In line with RDF, YAGO distinguishes between the entity (Elvis_Presley) and names for that entity ("Elvis", "The King", "Mr. Presley", etc.). The reason for this distinction is that one entity can have multiple names. Also, one name can mean multiple entities. Consider, e.g., the name "The King", which is highly ambiguous. YAGO links an entity to its name by the relationship rdfs:label. For example, YAGO contains the fact <Elvis_Presley> rdfs:label "Elvis". In addition, YAGO knows, for each entity, its preferred name. This name is designated by the relationship skos:prefLabel. For example, <Elvis_Presley> skos:prefLabel "Elvis Presley". Even if Elvis has multiple names, his standard name is "Elvis Presley". In addition, YAGO contains for each name its preferred meaning. This meaning is designated by <isPreferredMeaningOf>. In the example, <Elvis_Presley> <isPreferredMeaningOf> "Elvis". Even if the word "Elvis" can refer to multiple entities, its default meaning is Elvis Presley.

How do meta facts work?

YAGO gives a fact identifier to each fact. For example, the fact <Elvis_Presley> rdf:type <person> could have the fact identifier <id_42>. In the native N4/TTL version of YAGO, the fact identifiers are given in a comment line before the actual fact. In the TSV version, they are simply an additional column.
YAGO contains facts about these fact identifiers. For example, YAGO contains

<id_42> <occursSince> "1935-01-08"
<id_42> <occursUntil "1977-08-16"
<id_42> <extractionSource> <http://en.wikipedia.org/Elvis_Presley>

These facts mean that Elvis was a person from the year 1935 to the year 1977, and that this fact was found in Wikipedia.

What is the difference between YAGO and DBpedia?

DBpedia is a community effort to extract structured information from Wikipedia. In this sense, both YAGO and DBpedia share the same goal of generating a structured ontology. The projects differ in their foci. In YAGO, the focus is on precision, the taxonomic structure, and the spatial and temporal dimension. For a detailed comparison of the projects, see Chapter 10.3 of our AI journal paper "YAGO2: A Spatially and Temporally Enhanced Knowledge Base from Wikipedia".

Where can I find more information about YAGO?

How can I access YAGO?

There are several ways to access YAGO:

  1. Online in person on our Web Interface
  2. Online through the SPARQL interface 
  3. Offline by downloading the TTL version of YAGO, and loading it into an RDF triple store (e.g., Jena)
  4. Offline by downloading the TSV version of YAGO, loading it into a database with the script provided at the bottom of the page, and using SQL

How does YAGO link to WordNet?

YAGO includes the WordNet class hierarchy.
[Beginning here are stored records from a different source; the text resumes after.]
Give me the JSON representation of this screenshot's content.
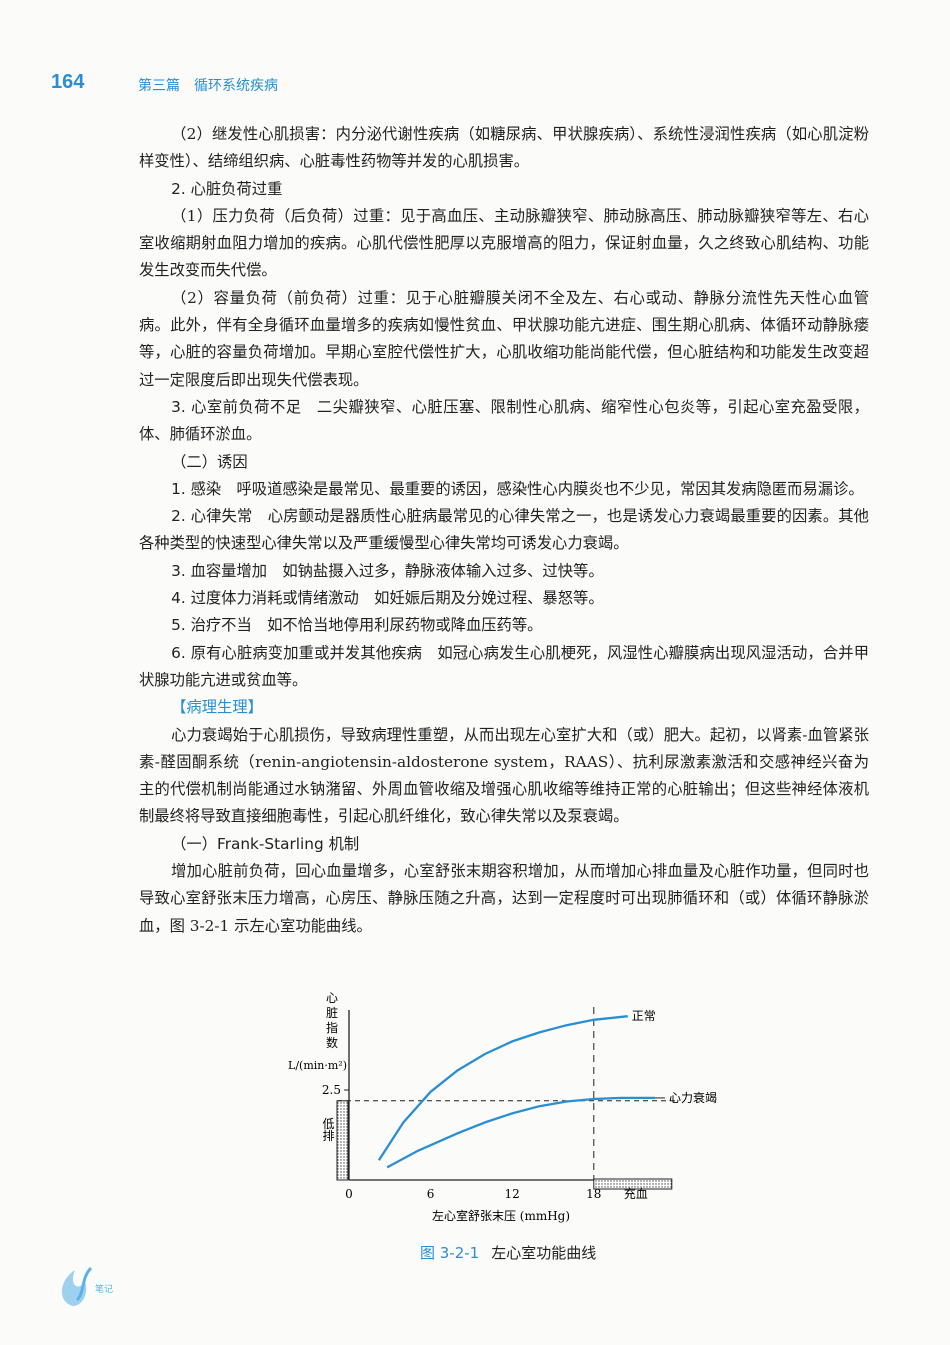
{
  "header": {
    "page_number": "164",
    "part": "第三篇",
    "chapter": "循环系统疾病"
  },
  "paragraphs": [
    {
      "text": "（2）继发性心肌损害：内分泌代谢性疾病（如糖尿病、甲状腺疾病）、系统性浸润性疾病（如心肌淀粉样变性）、结缔组织病、心脏毒性药物等并发的心肌损害。"
    },
    {
      "heading": "2. 心脏负荷过重"
    },
    {
      "text": "（1）压力负荷（后负荷）过重：见于高血压、主动脉瓣狭窄、肺动脉高压、肺动脉瓣狭窄等左、右心室收缩期射血阻力增加的疾病。心肌代偿性肥厚以克服增高的阻力，保证射血量，久之终致心肌结构、功能发生改变而失代偿。"
    },
    {
      "text": "（2）容量负荷（前负荷）过重：见于心脏瓣膜关闭不全及左、右心或动、静脉分流性先天性心血管病。此外，伴有全身循环血量增多的疾病如慢性贫血、甲状腺功能亢进症、围生期心肌病、体循环动静脉瘘等，心脏的容量负荷增加。早期心室腔代偿性扩大，心肌收缩功能尚能代偿，但心脏结构和功能发生改变超过一定限度后即出现失代偿表现。"
    },
    {
      "lead": "3. 心室前负荷不足",
      "text": "二尖瓣狭窄、心脏压塞、限制性心肌病、缩窄性心包炎等，引起心室充盈受限，体、肺循环淤血。"
    },
    {
      "heading": "（二）诱因"
    },
    {
      "lead": "1. 感染",
      "text": "呼吸道感染是最常见、最重要的诱因，感染性心内膜炎也不少见，常因其发病隐匿而易漏诊。"
    },
    {
      "lead": "2. 心律失常",
      "text": "心房颤动是器质性心脏病最常见的心律失常之一，也是诱发心力衰竭最重要的因素。其他各种类型的快速型心律失常以及严重缓慢型心律失常均可诱发心力衰竭。"
    },
    {
      "lead": "3. 血容量增加",
      "text": "如钠盐摄入过多，静脉液体输入过多、过快等。"
    },
    {
      "lead": "4. 过度体力消耗或情绪激动",
      "text": "如妊娠后期及分娩过程、暴怒等。"
    },
    {
      "lead": "5. 治疗不当",
      "text": "如不恰当地停用利尿药物或降血压药等。"
    },
    {
      "lead": "6. 原有心脏病变加重或并发其他疾病",
      "text": "如冠心病发生心肌梗死，风湿性心瓣膜病出现风湿活动，合并甲状腺功能亢进或贫血等。"
    },
    {
      "section": "【病理生理】"
    },
    {
      "text": "心力衰竭始于心肌损伤，导致病理性重塑，从而出现左心室扩大和（或）肥大。起初，以肾素-血管紧张素-醛固酮系统（renin-angiotensin-aldosterone system，RAAS）、抗利尿激素激活和交感神经兴奋为主的代偿机制尚能通过水钠潴留、外周血管收缩及增强心肌收缩等维持正常的心脏输出；但这些神经体液机制最终将导致直接细胞毒性，引起心肌纤维化，致心律失常以及泵衰竭。"
    },
    {
      "heading": "（一）Frank-Starling 机制"
    },
    {
      "text": "增加心脏前负荷，回心血量增多，心室舒张末期容积增加，从而增加心排血量及心脏作功量，但同时也导致心室舒张末压力增高，心房压、静脉压随之升高，达到一定程度时可出现肺循环和（或）体循环静脉淤血，图 3-2-1 示左心室功能曲线。"
    }
  ],
  "figure": {
    "number": "图 3-2-1",
    "caption": "左心室功能曲线"
  },
  "chart_data": {
    "type": "line",
    "ylabel_chars": [
      "心",
      "脏",
      "指",
      "数"
    ],
    "yunit": "L/(min·m²)",
    "xlabel": "左心室舒张末压 (mmHg)",
    "xticks": [
      "0",
      "6",
      "12",
      "18"
    ],
    "yticks": [
      "2.5"
    ],
    "xlim": [
      0,
      24
    ],
    "ylim": [
      0,
      5
    ],
    "threshold_y": 2.2,
    "threshold_x": 18,
    "region_low_output": "低排",
    "region_congestion": "充血",
    "series": [
      {
        "name": "正常",
        "x": [
          2.2,
          4,
          6,
          8,
          10,
          12,
          14,
          16,
          18,
          20.5
        ],
        "y": [
          0.55,
          1.6,
          2.45,
          3.05,
          3.5,
          3.85,
          4.1,
          4.3,
          4.45,
          4.55
        ]
      },
      {
        "name": "心力衰竭",
        "x": [
          2.8,
          5,
          8,
          10,
          12,
          14,
          16,
          18,
          20,
          22.5
        ],
        "y": [
          0.35,
          0.8,
          1.3,
          1.6,
          1.85,
          2.05,
          2.18,
          2.25,
          2.28,
          2.28
        ]
      }
    ],
    "series_color": "#2a8fd0"
  },
  "footer": {
    "logo_text": "笔记"
  }
}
Each class from WordNet is named wordnet_XXX_YYY in YAGO, where XXX is the name of the concept (e.g., singer), and YYY is the id of the synset in WordNet (e.g., 110599806). In addition, the class is linked by the relation <hasSynsetId> to the id of its synset (in the theme yagoWordnetIds). The synset ids are the ids in the Prolog version of WordNet 3.0. If you remove the preceeding "1", you get the ids in the WordNet database files (WNdb-3.0.tar.gz). WordNet uses different, apparently unrelated, ids in its index files.